投票の結果、ナイアガラの滝やニューヨークのスカイライン、自由の女神が描かれたデザインが選ばれた。下部分には、ニューヨーク州の標語であるラテン語「Excelsior」(エクセシオール。より上を目指して)が入っている。具体的な投票数等については、公表されていない。
10年以上使用したナンバープレートに関しては、4月以降、手数料25ドルで新しいデザインに交換しなければならないという。

八百長疑惑が浮上?

コンテスト開始直後からデザインをめぐり、ニューヨーク州のアンドリュー・クオモ(Andrew Cuomo)知事による八百長疑惑が浮上するなど、さまざまな議論へと発展した。

NY number plate
候補となった5つのデザイン案(New York State)

コンテストには5つのデザインが提出された。このうち4種類には、自由の女神のイラストと「Excelsior」が入っているが、1種類のみ「マリオ・M・クオモ橋」(Mario M. Cuomo Bridge)が描かれている。
マリオ・M・クオモ橋は、元タッパンジー(Tappan Zee)橋が老朽化により建て替えられた際、クオモ州知事の父(1983年から1995年までニューヨーク州知事を務めた)の名にちなんで、名称が変更された。

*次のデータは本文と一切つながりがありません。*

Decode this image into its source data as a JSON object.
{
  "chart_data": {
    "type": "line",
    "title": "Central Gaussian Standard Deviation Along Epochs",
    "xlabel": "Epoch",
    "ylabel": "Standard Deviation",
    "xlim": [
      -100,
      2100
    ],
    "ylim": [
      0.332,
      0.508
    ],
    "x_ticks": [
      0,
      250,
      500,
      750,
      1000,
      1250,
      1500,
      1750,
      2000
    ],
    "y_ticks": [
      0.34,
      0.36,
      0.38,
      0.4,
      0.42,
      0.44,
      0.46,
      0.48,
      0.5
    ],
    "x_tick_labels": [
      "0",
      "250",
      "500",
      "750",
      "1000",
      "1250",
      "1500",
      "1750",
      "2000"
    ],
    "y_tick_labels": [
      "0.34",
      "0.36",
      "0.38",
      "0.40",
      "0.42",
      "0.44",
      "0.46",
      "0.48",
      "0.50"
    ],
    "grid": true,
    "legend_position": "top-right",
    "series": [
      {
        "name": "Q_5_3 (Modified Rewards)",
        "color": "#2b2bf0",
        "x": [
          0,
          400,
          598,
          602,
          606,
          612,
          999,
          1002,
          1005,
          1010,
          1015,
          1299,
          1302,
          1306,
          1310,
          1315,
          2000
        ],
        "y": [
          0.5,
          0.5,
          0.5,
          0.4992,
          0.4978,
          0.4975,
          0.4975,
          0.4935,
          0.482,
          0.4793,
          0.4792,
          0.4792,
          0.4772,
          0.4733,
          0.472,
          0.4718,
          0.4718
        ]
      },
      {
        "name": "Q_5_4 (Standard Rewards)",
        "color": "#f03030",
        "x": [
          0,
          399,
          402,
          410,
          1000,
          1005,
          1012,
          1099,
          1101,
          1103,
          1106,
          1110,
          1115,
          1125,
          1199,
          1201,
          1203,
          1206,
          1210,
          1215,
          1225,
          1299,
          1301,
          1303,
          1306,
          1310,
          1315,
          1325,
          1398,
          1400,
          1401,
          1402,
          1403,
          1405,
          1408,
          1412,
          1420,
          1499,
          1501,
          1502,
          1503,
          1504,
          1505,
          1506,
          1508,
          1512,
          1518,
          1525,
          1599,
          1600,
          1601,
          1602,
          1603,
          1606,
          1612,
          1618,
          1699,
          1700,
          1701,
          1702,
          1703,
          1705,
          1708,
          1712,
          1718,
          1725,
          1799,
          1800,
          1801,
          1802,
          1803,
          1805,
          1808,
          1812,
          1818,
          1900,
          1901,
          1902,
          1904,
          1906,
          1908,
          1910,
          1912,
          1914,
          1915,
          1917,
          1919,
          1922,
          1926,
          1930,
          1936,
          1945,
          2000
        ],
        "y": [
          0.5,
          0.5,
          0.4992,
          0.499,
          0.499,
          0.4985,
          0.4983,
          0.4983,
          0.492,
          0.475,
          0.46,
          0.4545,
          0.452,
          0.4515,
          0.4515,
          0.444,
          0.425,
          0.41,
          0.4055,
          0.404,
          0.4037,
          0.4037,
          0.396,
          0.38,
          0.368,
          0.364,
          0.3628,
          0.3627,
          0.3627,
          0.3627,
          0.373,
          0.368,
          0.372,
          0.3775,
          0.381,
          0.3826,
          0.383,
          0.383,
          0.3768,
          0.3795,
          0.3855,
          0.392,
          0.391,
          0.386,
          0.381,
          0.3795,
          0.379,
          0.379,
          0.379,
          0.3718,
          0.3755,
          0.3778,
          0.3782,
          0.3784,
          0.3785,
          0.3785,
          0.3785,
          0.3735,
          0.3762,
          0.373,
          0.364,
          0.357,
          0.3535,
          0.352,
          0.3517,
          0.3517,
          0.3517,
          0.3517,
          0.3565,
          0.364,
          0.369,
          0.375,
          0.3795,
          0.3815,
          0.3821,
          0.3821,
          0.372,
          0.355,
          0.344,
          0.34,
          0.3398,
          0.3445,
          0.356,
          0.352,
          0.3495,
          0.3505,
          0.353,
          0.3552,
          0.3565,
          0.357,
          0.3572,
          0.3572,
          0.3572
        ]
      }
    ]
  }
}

マリオ・クオモ橋のプレートに関しては、誰もニューヨークを連想する人はいないとし、多くの人から非難の声が挙がった。

あるツイッターユーザーは、4種類のデザインが類似していることから、「マリオ・クオモ橋(元タッパンジー橋)に有利なように選ばれたデザインだ。1種類以外は似たり寄ったりで、票が割れる。」など八百長疑惑を述べた。

一部の共和党議員からは、「プレート・ゲート(PlateGate)だ。」として、コンテストの透明性を求め、情報開示を要求するという声も挙がっている。

なお、2020年4月から2年間で300万人のナンバープレートを交換した場合、ニューヨーク州の交換による歳入は7,500万ドルにのぼる。ニューヨークタイムズによると、ナンバープレートは刑務所の受刑者が制作しており、コストは1枚あたり1ドルだという。ジェームス・テデスコ(James Tedisco)共和党議員は「ハイウェイ泥棒。」と利益の取りすぎを非難した。

クオモ知事は25ドルの価格は、自身が当選する前の2009年に、議会が決定した金額だと正当性を主張した。

新プレートが不要という声に対し、クオモ知事は新たなテクノロジー(赤信号カメラやキャッシュレス通行料徴収システム)に対応するため、交換が必要だと反論した。なお、自動車管理局(DMV)は、米国自動車管理者協会の定めるプレートの耐用年数は10年間であると発表している。